The civil complaint, filed in Miami federal court, seeks $10bn (£7.25bn) in damages.
The Trump family accuses the Internal Revenue Service (IRS) - the US-wide tax body - and the Treasury Department of failing to prevent the disclosure of "confidential, personal financial information" by a former IRS contractor.
The contractor, Charles "Chaz" Littlejohn, is serving a five-year prison sentence after being convicted of leaking the tax disclosures to US media outlets.
Ahead of the 2016 election, Trump said he would not release his tax returns because he was under audit, making him the first in almost 50 years to not disclose the documents. He said the same ahead of his 2020 re-election run.
But then in September 2020, just before the November election, The New York Times published an extensive report on Mr Trump's tax returns, revealing he paid only $750 in federal income taxes the year he won the presidency and no taxes at all in 10 of the previous 15 years.
Two years later - in 2022 - Trump released the documents himself.
The lawsuit states that both the IRS and Treasury Department "had a duty to safeguard and protect" such disclosures from being shared publicly, but "failed to take such mandatory precautions".
Trump, his sons Donald Trump Jr, Eric Trump and the Trump Organisation said in the lawsuit that they suffered reputational and financial harm, along with public embarrassment from leaks to the New York Times and ProPublica, which "unfairly tarnished" their business reputations, portrayed them in a false light and negatively affected their public standing, according to the filing.

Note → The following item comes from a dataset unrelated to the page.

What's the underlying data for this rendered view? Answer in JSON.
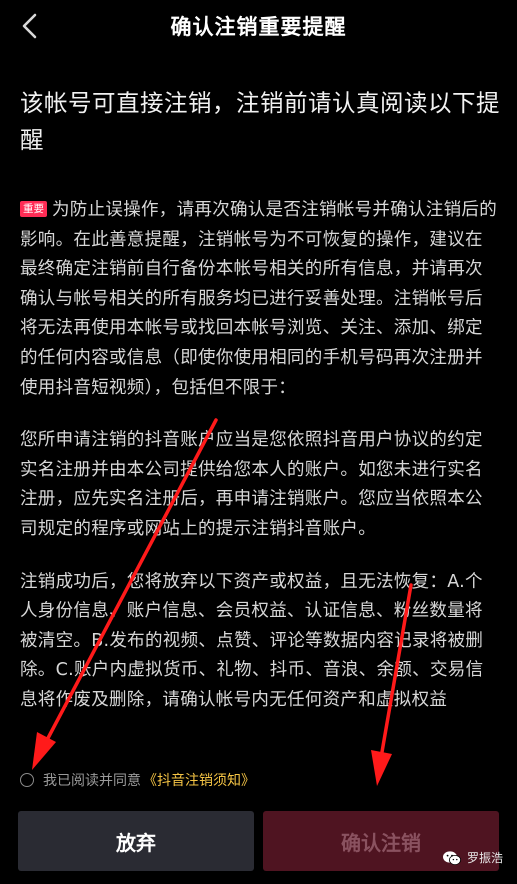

Littlejohn pleaded guilty in 2023 to stealing tax data from Trump and thousands of wealthy Americans while working as a contractor for the IRS. In 2024, he was sentenced to five years in prison.
The lawsuit accuses him of weaponising his access to "unmasked taxpayer data to further his own personal, political agenda, believing that he was above the law".
"Littlejohn committed these crimes because he considered President Trump to be 'dangerous' and a 'threat to democracy,' and that disclosure was, in Littlejohn's view, necessary due to political 'norms,'" the lawsuit says.
When asked in a deposition if Littlejohn was looking to cause some kind of harm to Trump, he said: "Less about harm, more just about a statement. I mean, there's little harm that can actually be done to him, I think. . . He's shown a remarkable resilience."
Trump resigned from his namesake company and hundreds of affiliated entities in 2017 before taking office during his first term.